|Giong Festival at Phu Dong Temple . Photo: Vietnamtourism. com|
Giong Festival at Soc Temple
Giong Festival at Soc Temple (Phu Linh Commune, Soc Son District, Ha Noi) is held annually from the sixth to the eighth days of the first lunar month. According to the legend, after defeating the foreign invaders, Soc Mountain in Phu Linh is the last stopover of the saint before flying to heaven. There are many traditional rituals during the festival such as procession ceremony, incense offering ceremony, the ritual of bathing saint’s statue and bamboo flowers offering ceremony to the Thuong (Upper) Temple where is dedicated to the Saint Giong.
To prepare for the festival, at the fifth day night, people from eight villages of six communes in Soc Son District have carefully prepared offerings to the saint. On the sixth day - the opening festival day - villagers and pilgrims make incense offering to the Saint Giong Monument on Mount Da Chong. And at midnight of the same day, there is the bathing ritual of Saint Giong’s statue.

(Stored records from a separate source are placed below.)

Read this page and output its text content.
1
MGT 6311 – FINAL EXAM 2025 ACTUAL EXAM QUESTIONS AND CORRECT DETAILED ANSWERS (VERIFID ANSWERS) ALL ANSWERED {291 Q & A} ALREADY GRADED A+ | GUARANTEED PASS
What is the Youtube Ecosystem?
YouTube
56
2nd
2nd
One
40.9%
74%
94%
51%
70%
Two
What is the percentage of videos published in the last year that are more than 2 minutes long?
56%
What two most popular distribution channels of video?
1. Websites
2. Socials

During the festival, there are other traditional games such as Chinese chess, human chess, cock fighting... and art performances of villagers as traditional opera (cheo), love duet (quan ho).
Giong Festival at Phu Dong Temple
The Giong Festival at the Phu Dong Temple is held annually from the sixth to the twelfth days of the fourth lunar month in the village of Saint Giong’s birth in Phu Dong Commune, Gia Lam District, Ha Noi.

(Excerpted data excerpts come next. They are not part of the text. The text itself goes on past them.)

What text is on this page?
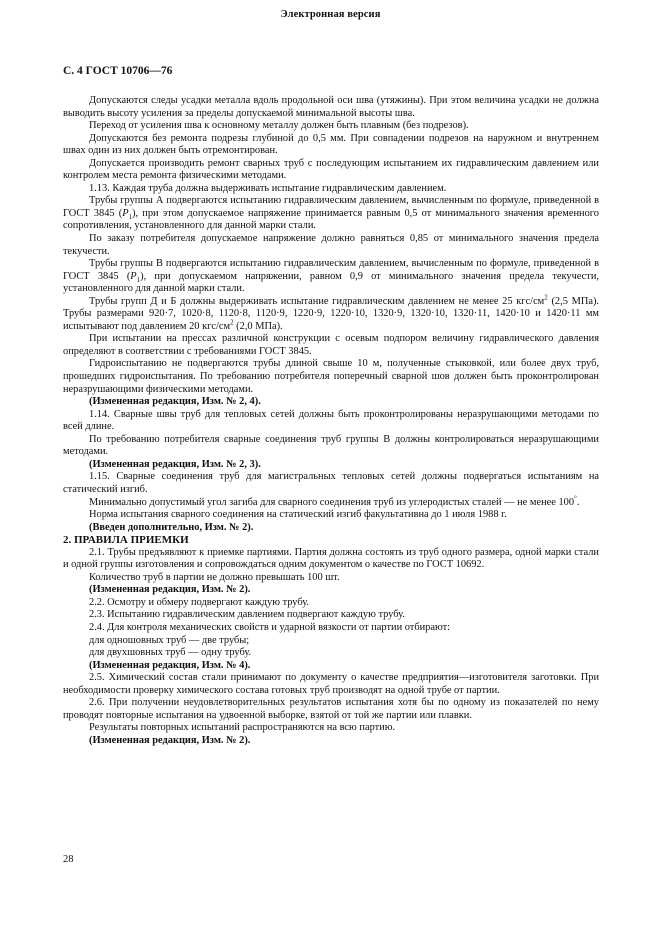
Электронная версия
С. 4 ГОСТ 10706—76

Допускаются следы усадки металла вдоль продольной оси шва (утяжины). При этом величина усадки не должна выводить высоту усиления за пределы допускаемой минимальной высоты шва.

Переход от усиления шва к основному металлу должен быть плавным (без подрезов).

Допускаются без ремонта подрезы глубиной до 0,5 мм. При совпадении подрезов на наружном и внутреннем швах один из них должен быть отремонтирован.

Допускается производить ремонт сварных труб с последующим испытанием их гидравлическим давлением или контролем места ремонта физическими методами.

1.13. Каждая труба должна выдерживать испытание гидравлическим давлением.

Трубы группы А подвергаются испытанию гидравлическим давлением, вычисленным по формуле, приведенной в ГОСТ 3845 $(P_1)$, при этом допускаемое напряжение принимается равным 0,5 от минимального значения временного сопротивления, установленного для данной марки стали.

По заказу потребителя допускаемое напряжение должно равняться 0,85 от минимального значения предела текучести.

Трубы группы В подвергаются испытанию гидравлическим давлением, вычисленным по формуле, приведенной в ГОСТ 3845 $(P_1)$, при допускаемом напряжении, равном 0,9 от минимального значения предела текучести, установленного для данной марки стали.

Трубы групп Д и Б должны выдерживать испытание гидравлическим давлением не менее 25 кгс/$см^2$ (2,5 МПа). Трубы размерами 920·7, 1020·8, 1120·8, 1120·9, 1220·9, 1220·10, 1320·9, 1320·10, 1320·11, 1420·10 и 1420·11 мм испытывают под давлением 20 кгс/$см^2$ (2,0 МПа).

При испытании на прессах различной конструкции с осевым подпором величину гидравлического давления определяют в соответствии с требованиями ГОСТ 3845.

Гидроиспытанию не подвергаются трубы длиной свыше 10 м, полученные стыковкой, или более двух труб, прошедших гидроиспытания. По требованию потребителя поперечный сварной шов должен быть проконтролирован неразрушающими физическими методами.

(Измененная редакция, Изм. № 2, 4).

1.14. Сварные швы труб для тепловых сетей должны быть проконтролированы неразрушающими методами по всей длине.

По требованию потребителя сварные соединения труб группы В должны контролироваться неразрушающими методами.

(Измененная редакция, Изм. № 2, 3).

1.15. Сварные соединения труб для магистральных тепловых сетей должны подвергаться испытаниям на статический изгиб.

Минимально допустимый угол загиба для сварного соединения труб из углеродистых сталей — не менее 100°.

Норма испытания сварного соединения на статический изгиб факультативна до 1 июля 1988 г.

(Введен дополнительно, Изм. № 2).

2. ПРАВИЛА ПРИЕМКИ

2.1. Трубы предъявляют к приемке партиями. Партия должна состоять из труб одного размера, одной марки стали и одной группы изготовления и сопровождаться одним документом о качестве по ГОСТ 10692.

Количество труб в партии не должно превышать 100 шт.

(Измененная редакция, Изм. № 2).

2.2. Осмотру и обмеру подвергают каждую трубу.

2.3. Испытанию гидравлическим давлением подвергают каждую трубу.

2.4. Для контроля механических свойств и ударной вязкости от партии отбирают:

для одношовных труб — две трубы;

для двухшовных труб — одну трубу.

(Измененная редакция, Изм. № 4).

2.5. Химический состав стали принимают по документу о качестве предприятия—изготовителя заготовки. При необходимости проверку химического состава готовых труб производят на одной трубе от партии.

2.6. При получении неудовлетворительных результатов испытания хотя бы по одному из показателей по нему проводят повторные испытания на удвоенной выборке, взятой от той же партии или плавки.

Результаты повторных испытаний распространяются на всю партию.

(Измененная редакция, Изм. № 2).

28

From the sixth to eighth days, there are ceremonies of carrying flags to Mau (Mother) Temple where is dedicated to the Saint Giong’s mother and carrying offerings of boiled rice and salted egg-plants to Thuong (Upper) Temple where is dedicated to the Saint Giong.
On the tenth day, there are ceremonies of inspecting battlefield and giving offerings to the Saint Giong. On the eleventh day, the ceremony of cleaning and washing weapons with holy water takes place. On the twelfth day, a flag procession goes to announce the victorious news to heaven and earth. There are also ceremony of giving a feast to the troop and cheo performances celebrating the victory.
It was among 46 candidates from 29 nations that UNESCO recognised as expressions of intangible cultural heritage in 2010, after considering 113 dossiers submitted by 32 member nations.